El anciano asintió con la cabeza y, sin decir palabra, aceleró el paso. Brian sentía que su resistencia era llevada al límite pero trató de no quedarse rezagado.

Al llegar al círculo de piedras cerca de la vieja muralla, se detuvieron. Finn contempló los menhires caídos, algunos casi ocultos por la maleza; sólo tres de ellos permanecían en pie, inclinados peligrosamente. Con un gesto invitó al monje a acercarse. Brian clavó la antorcha en el suelo y, siguiendo las indicaciones del druida, puso las manos sobre una de las losas. Permanecieron mucho tiempo así, sin cruzar palabra; el anciano tenía los ojos cerrados y respiraba profundamente. De pronto Brian se estremeció y a punto estuvo de apartar las manos de la fría piedra. Finn abrió los ojos y lo miró.

—Lo sentís, ¿verdad?

El silencio era absoluto, incluso el rumor del aire parecía inaudible a pesar de que la antorcha se agitaba con violencia.

—Es la fuerza del pasado. Cuenta la leyenda que nuestros dioses arribaron precisamente a esta costa occidental… Por eso esta región de Irlanda es especial.

Las facciones de Brian revelaban el frío y la desazón que le transmitía la rugosa piedra; al notar la mano firme del druida en su brazo, se sobresaltó.

—¿Deseáis marcharos? —preguntó Finn con una sonrisa triunfal—. Lleváis mucho tiempo en silencio, absorto.

Brian balbució, no encontraba las palabras, y entonces Finn señaló las ruinas del cenobio; desde allí se apreciaba la forma regular del promontorio sobre el que se alzaba.

—Éste era ya un lugar sagrado mucho antes de que fuera una fortaleza y luego se consagrara al Dios cristiano. —El druida recorrió con el dedo las espirales y los tréboles de triple hoja grabados en las piedras—. Estos formidables menhires de granito y cuarzo se hallan junto a un
sid
, un túmulo sagrado.

—¿Queréis decir que el monasterio se alza sobre un santuario celta? —Algunos de los misterios que Brian sabía que se ocultaban en esas ruinas comenzaron a tener sentido.
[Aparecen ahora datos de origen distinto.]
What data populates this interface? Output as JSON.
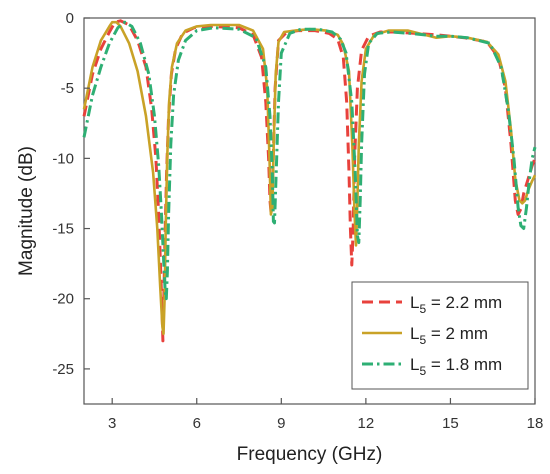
{
  "chart_data": {
    "type": "line",
    "xlabel": "Frequency (GHz)",
    "ylabel": "Magnitude (dB)",
    "xlim": [
      2,
      18
    ],
    "ylim": [
      -27.5,
      0
    ],
    "xticks": [
      3,
      6,
      9,
      12,
      15,
      18
    ],
    "yticks": [
      0,
      -5,
      -10,
      -15,
      -20,
      -25
    ],
    "grid": false,
    "legend_position": "bottom-right",
    "series": [
      {
        "name": "L5 = 2.2 mm",
        "legend_base": "L",
        "legend_sub": "5",
        "legend_rest": " = 2.2 mm",
        "color": "#e8413c",
        "dash": "dashed",
        "x": [
          2.0,
          2.3,
          2.6,
          2.9,
          3.1,
          3.3,
          3.6,
          3.9,
          4.2,
          4.4,
          4.55,
          4.65,
          4.72,
          4.77,
          4.8,
          4.83,
          4.87,
          4.93,
          5.0,
          5.1,
          5.25,
          5.5,
          5.9,
          6.5,
          7.5,
          8.0,
          8.3,
          8.45,
          8.55,
          8.6,
          8.64,
          8.7,
          8.78,
          8.9,
          9.2,
          9.6,
          10.2,
          10.7,
          11.0,
          11.2,
          11.32,
          11.4,
          11.45,
          11.5,
          11.55,
          11.6,
          11.7,
          11.85,
          12.1,
          12.5,
          13.0,
          13.8,
          14.5,
          15.0,
          15.5,
          16.3,
          16.7,
          16.95,
          17.15,
          17.3,
          17.4,
          17.5,
          17.6,
          17.75,
          17.9,
          18.0
        ],
        "y": [
          -7.0,
          -4.0,
          -2.2,
          -1.0,
          -0.3,
          -0.2,
          -0.5,
          -1.6,
          -3.5,
          -6.5,
          -10.0,
          -14.0,
          -18.0,
          -21.0,
          -23.0,
          -20.0,
          -16.0,
          -11.0,
          -7.0,
          -4.0,
          -2.2,
          -1.1,
          -0.7,
          -0.6,
          -0.7,
          -1.2,
          -2.8,
          -6.0,
          -10.0,
          -13.0,
          -14.0,
          -11.0,
          -5.0,
          -1.6,
          -1.0,
          -0.9,
          -0.9,
          -1.1,
          -1.5,
          -2.8,
          -6.0,
          -11.0,
          -15.0,
          -17.6,
          -15.0,
          -10.0,
          -5.0,
          -2.3,
          -1.3,
          -1.0,
          -1.0,
          -1.1,
          -1.2,
          -1.3,
          -1.4,
          -1.7,
          -2.8,
          -5.0,
          -9.0,
          -13.0,
          -14.0,
          -13.6,
          -12.5,
          -11.5,
          -10.5,
          -10.0
        ]
      },
      {
        "name": "L5 = 2 mm",
        "legend_base": "L",
        "legend_sub": "5",
        "legend_rest": " = 2 mm",
        "color": "#c9a227",
        "dash": "solid",
        "x": [
          2.0,
          2.3,
          2.6,
          2.9,
          3.0,
          3.15,
          3.3,
          3.6,
          3.9,
          4.2,
          4.45,
          4.6,
          4.7,
          4.78,
          4.82,
          4.86,
          4.9,
          4.95,
          5.02,
          5.12,
          5.3,
          5.6,
          6.0,
          6.5,
          7.5,
          8.0,
          8.35,
          8.5,
          8.58,
          8.63,
          8.68,
          8.73,
          8.8,
          8.9,
          9.1,
          9.5,
          10.0,
          10.6,
          11.0,
          11.2,
          11.4,
          11.52,
          11.6,
          11.65,
          11.7,
          11.75,
          11.85,
          12.0,
          12.3,
          12.8,
          13.5,
          14.5,
          15.0,
          15.6,
          16.3,
          16.7,
          16.95,
          17.15,
          17.3,
          17.45,
          17.55,
          17.65,
          17.75,
          17.9,
          18.0
        ],
        "y": [
          -6.5,
          -3.5,
          -1.6,
          -0.6,
          -0.3,
          -0.3,
          -0.6,
          -1.8,
          -3.8,
          -7.0,
          -11.0,
          -15.0,
          -19.0,
          -22.0,
          -22.5,
          -20.0,
          -15.0,
          -10.0,
          -6.0,
          -3.5,
          -1.8,
          -0.9,
          -0.6,
          -0.5,
          -0.5,
          -0.9,
          -2.2,
          -5.0,
          -10.0,
          -14.0,
          -13.5,
          -9.0,
          -4.0,
          -1.7,
          -1.0,
          -0.9,
          -0.8,
          -0.9,
          -1.2,
          -1.9,
          -3.8,
          -9.0,
          -14.0,
          -16.2,
          -13.0,
          -9.0,
          -4.5,
          -2.2,
          -1.2,
          -0.9,
          -0.9,
          -1.4,
          -1.3,
          -1.4,
          -1.7,
          -2.6,
          -4.5,
          -8.0,
          -11.5,
          -13.0,
          -13.2,
          -13.0,
          -12.3,
          -11.6,
          -11.2
        ]
      },
      {
        "name": "L5 = 1.8 mm",
        "legend_base": "L",
        "legend_sub": "5",
        "legend_rest": " = 1.8 mm",
        "color": "#2eaf74",
        "dash": "dashdot",
        "x": [
          2.0,
          2.3,
          2.6,
          2.9,
          3.2,
          3.45,
          3.7,
          4.0,
          4.3,
          4.5,
          4.65,
          4.75,
          4.83,
          4.88,
          4.92,
          4.96,
          5.0,
          5.08,
          5.18,
          5.35,
          5.6,
          6.0,
          6.6,
          7.5,
          8.1,
          8.45,
          8.6,
          8.68,
          8.72,
          8.76,
          8.82,
          8.9,
          9.0,
          9.3,
          9.7,
          10.3,
          10.8,
          11.1,
          11.3,
          11.5,
          11.62,
          11.7,
          11.75,
          11.8,
          11.85,
          11.95,
          12.1,
          12.4,
          12.9,
          13.6,
          14.5,
          15.0,
          15.6,
          16.4,
          16.8,
          17.05,
          17.25,
          17.4,
          17.5,
          17.6,
          17.7,
          17.8,
          17.9,
          18.0
        ],
        "y": [
          -8.5,
          -5.5,
          -3.5,
          -1.8,
          -0.7,
          -0.3,
          -0.6,
          -1.8,
          -4.0,
          -7.0,
          -10.5,
          -14.0,
          -17.5,
          -19.5,
          -20.0,
          -18.0,
          -14.0,
          -9.0,
          -5.5,
          -3.0,
          -1.6,
          -0.9,
          -0.7,
          -0.8,
          -1.4,
          -3.5,
          -7.0,
          -11.0,
          -14.5,
          -14.6,
          -11.0,
          -6.0,
          -2.5,
          -1.1,
          -0.8,
          -0.8,
          -1.0,
          -1.5,
          -2.5,
          -6.0,
          -11.0,
          -15.5,
          -16.0,
          -13.0,
          -9.0,
          -4.0,
          -1.8,
          -1.1,
          -1.0,
          -1.1,
          -1.3,
          -1.3,
          -1.4,
          -1.8,
          -3.5,
          -6.5,
          -10.0,
          -13.5,
          -14.8,
          -15.0,
          -13.5,
          -11.5,
          -10.0,
          -9.2
        ]
      }
    ]
  }
}
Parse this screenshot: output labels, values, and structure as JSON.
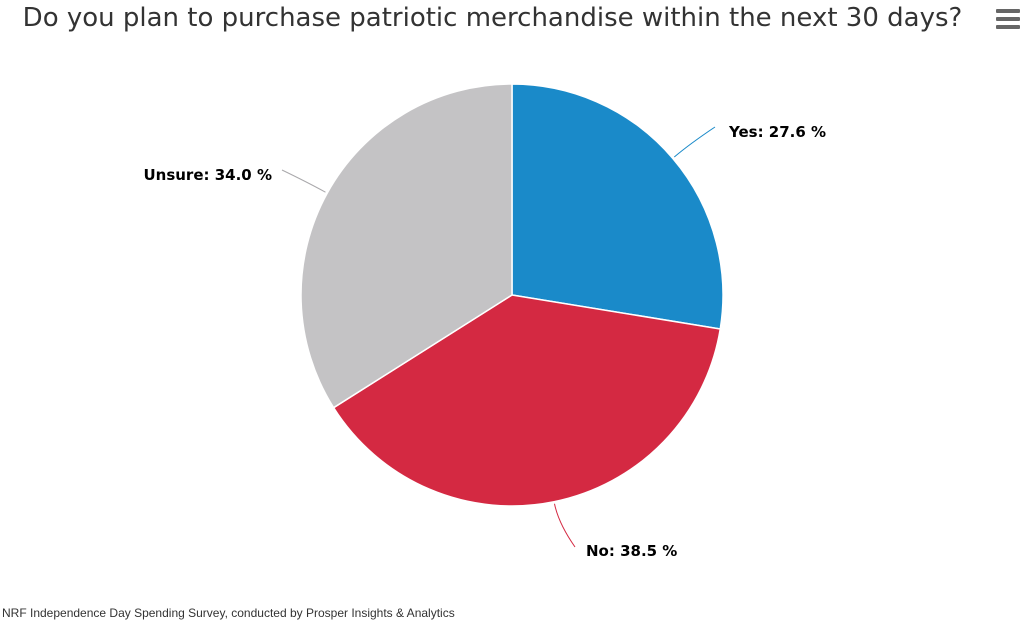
{
  "title": "Do you plan to purchase patriotic merchandise within the next 30 days?",
  "menu_icon": "hamburger-menu-icon",
  "caption": "NRF Independence Day Spending Survey, conducted by Prosper Insights & Analytics",
  "chart_data": {
    "type": "pie",
    "title": "Do you plan to purchase patriotic merchandise within the next 30 days?",
    "slices": [
      {
        "name": "Yes",
        "value": 27.6,
        "color": "#1a8ac9",
        "label": "Yes: 27.6 %"
      },
      {
        "name": "No",
        "value": 38.5,
        "color": "#d42942",
        "label": "No: 38.5 %"
      },
      {
        "name": "Unsure",
        "value": 34.0,
        "color": "#c4c3c5",
        "label": "Unsure: 34.0 %"
      }
    ],
    "unit": "%",
    "legend": "none",
    "data_labels": "outside with connectors"
  }
}
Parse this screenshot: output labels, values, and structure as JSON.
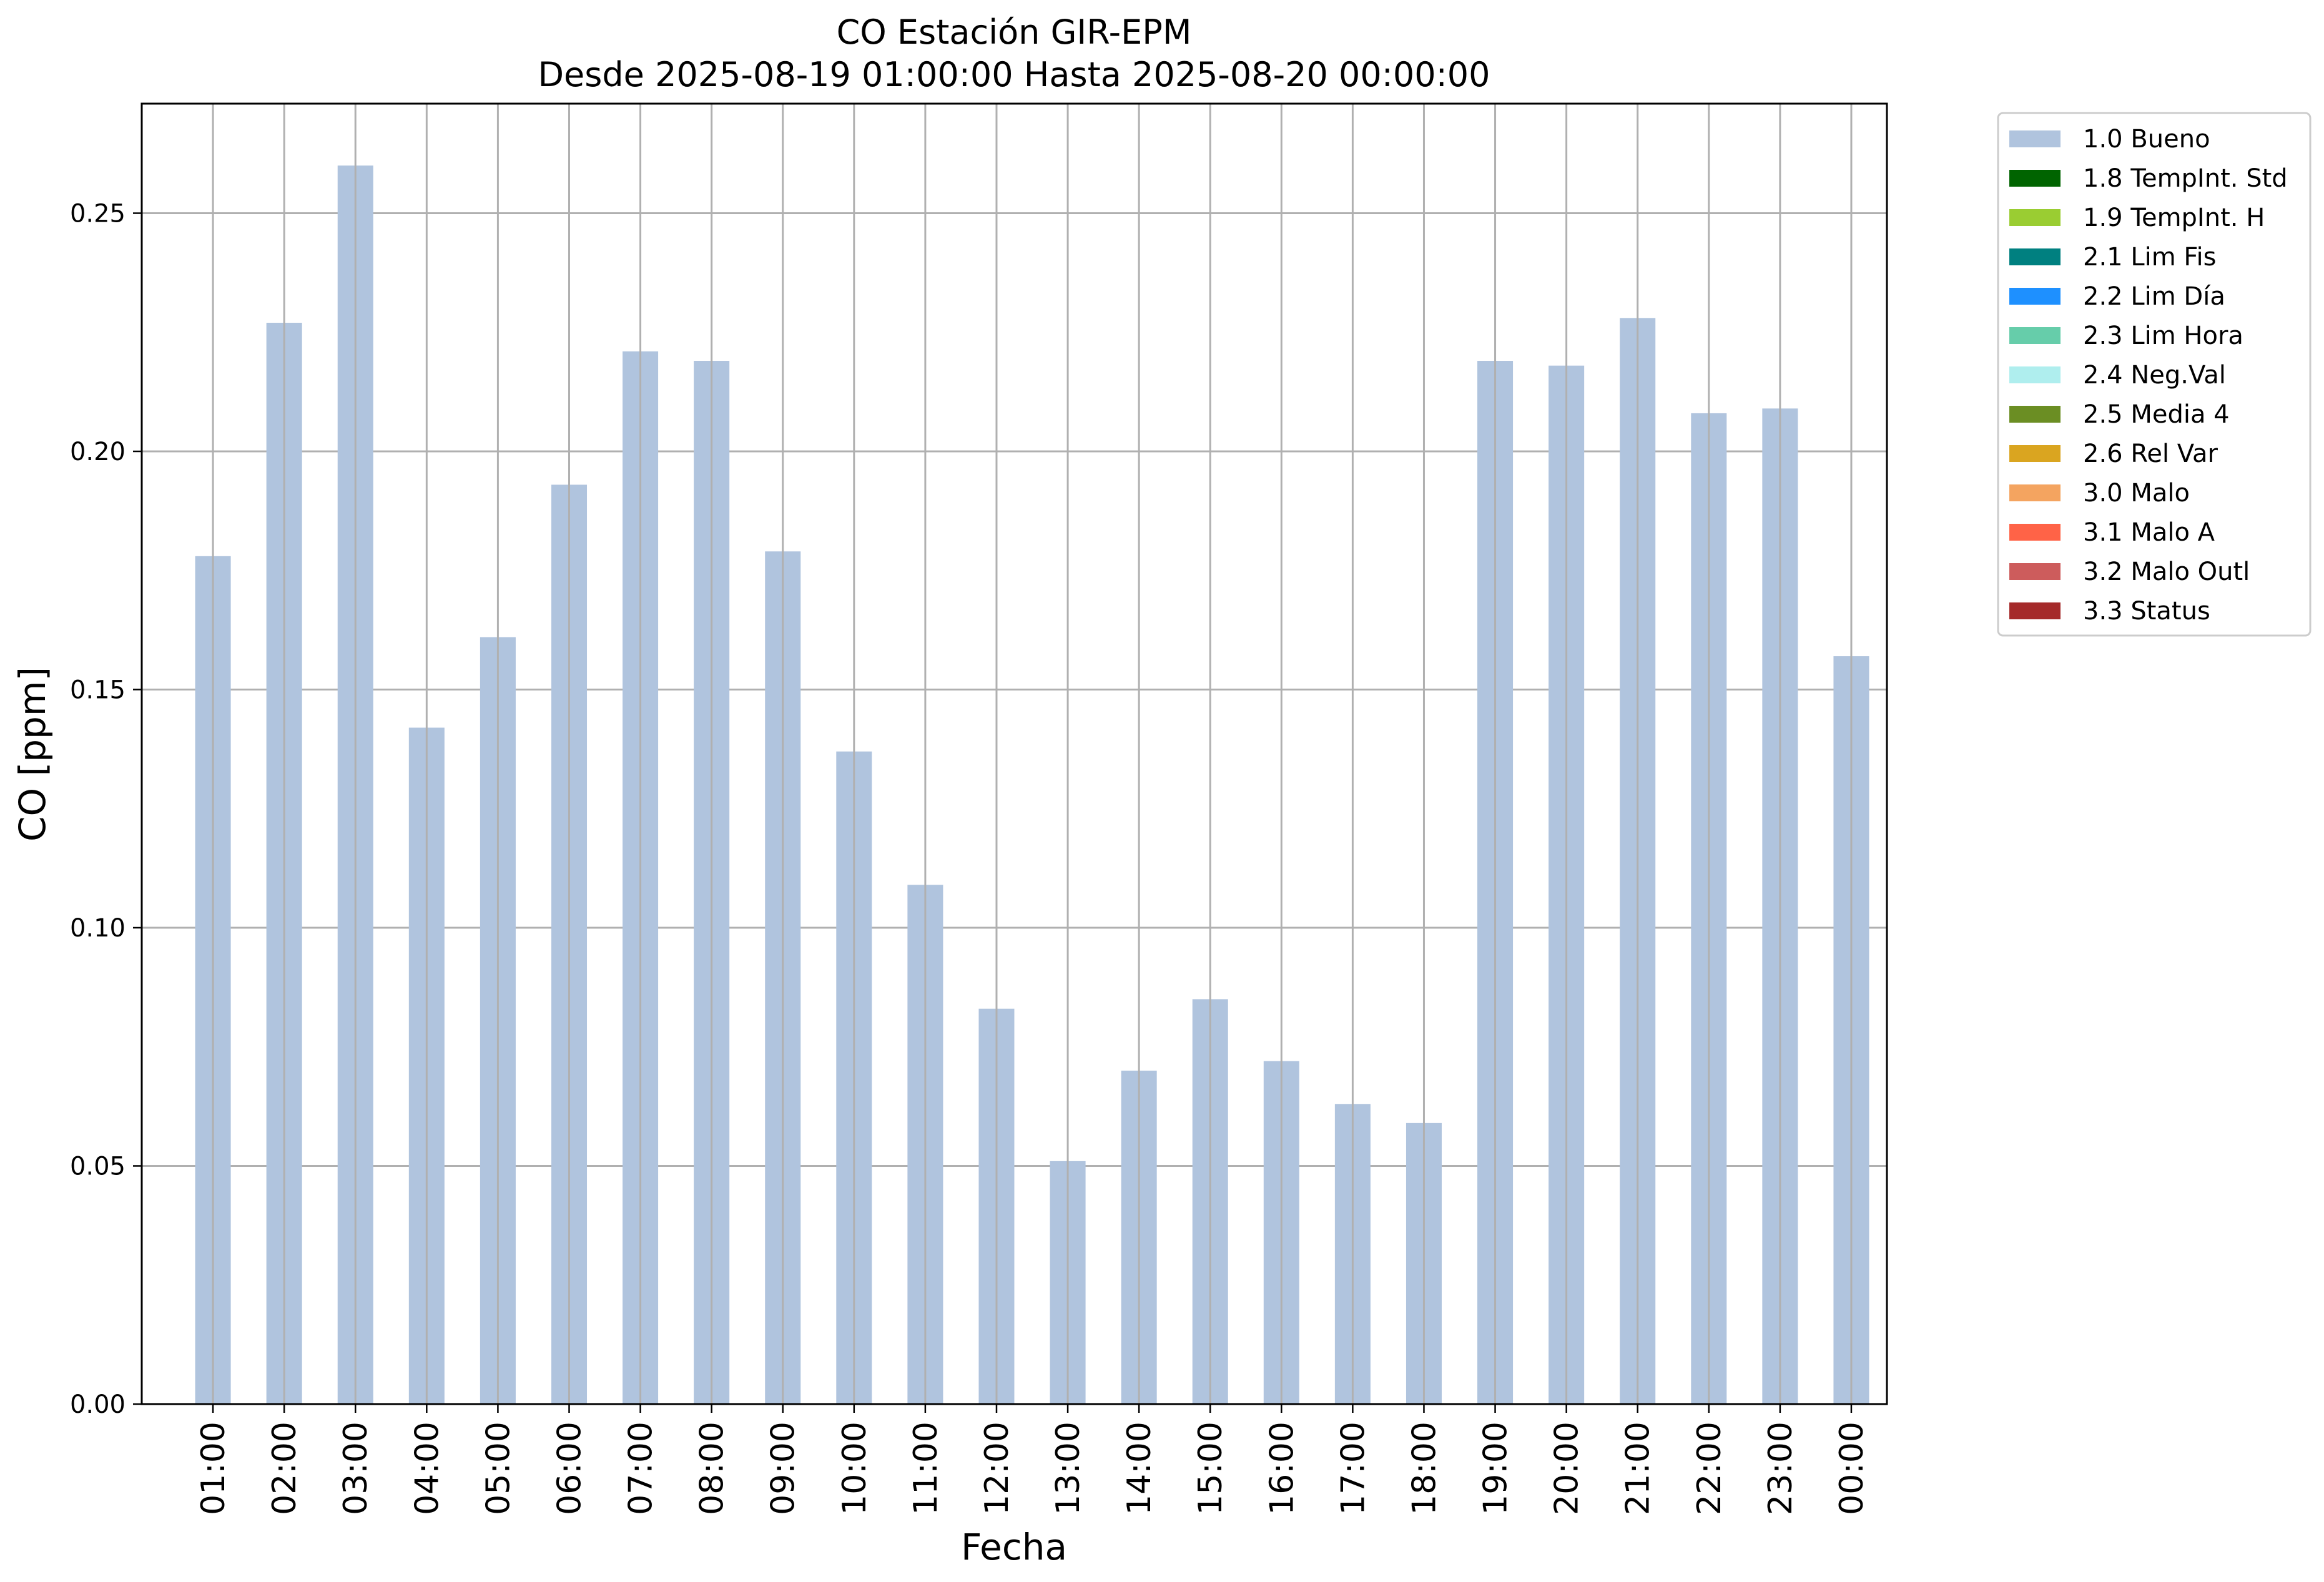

—Los orígenes de nuestro pueblo son tan fértiles como la tierra que pisamos. Tras el gran diluvio, la isla fue habitada por los gigantes
fomoré
y el pueblo de la reina maga Cessair, que acabaron siendo expulsados. Posteriormente llegaron Partholan y sus ochenta parejas desde una misteriosa tierra más allá del océano; les siguieron los
nemeds
, desde las arcanas regiones de los muertos, y más tarde los
filborg
, probablemente del continente. Pero a una época de esplendor sucedía siempre una invasión que le ponía fin. Tiempo después arribaron los Tuatha Dé Danann, criaturas que dominaban la magia, conocían los secretos de la naturaleza y nos legaron sus mitos. Pero también ellos vieron el ocaso. Desde las costas hispanas arribaron los hijos de Mil, del que nació el pueblo de Eriu, nuestros antepasados. Los Tuatha Dé Danann decidieron que era momento de trascender a otro plano, de residir en su magnificencia bajo tierra, en suntuosos palacios donde aún hoy celebran grandes fiestas y reviven la perdida Edad de Oro que conoció Irlanda durante su reinado. Cada
sid
es una puerta a su mundo, y los grandes monolitos que se erigieron en sus proximidades retienen la energía atávica de aquellos seres.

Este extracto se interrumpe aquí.